Dittes notes in his letter the UAW already has filed a breach-of-contract lawsuit against GM for extending the use of temporary workers at its light-truck assembly plant in Fort Wayne, IN. The union maintains the jobs should go to idled UAW members from Lordstown, where some 700 full-time workers are on indefinite layoff.
GM has said it intends to find jobs for all workers displaced by the restructuring of the company’s operations, including the five plant closings slated to take effect by the end of 2019. GM Chairman Mary Barra is scheduled to add detail to the automaker’s plans during a presentation to analysts at the end of this week.

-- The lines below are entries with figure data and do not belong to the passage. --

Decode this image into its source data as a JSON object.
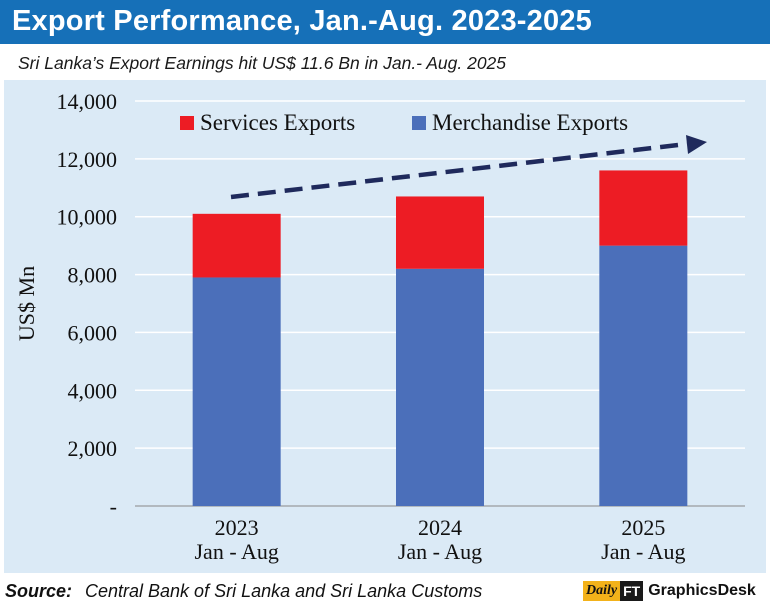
{
  "header": {
    "title": "Export Performance, Jan.-Aug. 2023-2025"
  },
  "subtitle": "Sri Lanka’s Export Earnings hit US$ 11.6 Bn in Jan.- Aug. 2025",
  "footer": {
    "source_label": "Source:",
    "source_text": "Central Bank of Sri Lanka and Sri Lanka Customs",
    "logo_daily": "Daily",
    "logo_ft": "FT",
    "logo_gd": "GraphicsDesk"
  },
  "colors": {
    "header_band": "#1670b8",
    "panel": "#dbeaf6",
    "services": "#ed1c24",
    "merchandise": "#4b6fba",
    "trend_arrow": "#1f2a5c"
  },
  "chart_data": {
    "type": "bar",
    "stacked": true,
    "categories": [
      "2023",
      "2024",
      "2025"
    ],
    "category_sublabels": [
      "Jan - Aug",
      "Jan - Aug",
      "Jan - Aug"
    ],
    "series": [
      {
        "name": "Merchandise Exports",
        "values": [
          7900,
          8200,
          9000
        ]
      },
      {
        "name": "Services Exports",
        "values": [
          2200,
          2500,
          2600
        ]
      }
    ],
    "ylabel": "US$ Mn",
    "ylim": [
      0,
      14000
    ],
    "yticks": [
      0,
      2000,
      4000,
      6000,
      8000,
      10000,
      12000,
      14000
    ],
    "ytick_labels": [
      "-",
      "2,000",
      "4,000",
      "6,000",
      "8,000",
      "10,000",
      "12,000",
      "14,000"
    ],
    "legend_position": "top",
    "grid": true,
    "annotation": "upward dashed trend arrow"
  }
}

Meanwhile, Unifor, which represents workers at Oshawa assembly plant, continues to expand its advertising campaign calling out GM for failing to live up to its commitments to its Canadian employees whose concessions helped the company survive the recession a decade ago.
On another front, UAW activists have announced plans to demonstrate outside Cobo Hall in Detroit on Jan. 18 during the North American International Auto Show’s Charity Preview.
In a letter calling for the demonstration, the Autoworkers Caravan, one of the established activist groups inside the UAW, says the Detroit-Hamtramck plant is a potential “engine for a Green New Deal.” The factory builds the Chevrolet Volt plug-in hybrid (above, left), which is being phased out.
The union activists criticize GM for ending production of the Volt and other smaller-sized sedans and instead committing resources to gas-guzzling pickup trucks and SUVs. “In short, GM has abdicated even the most basic of commitments to the well-being of our society and the planet,” the activists say.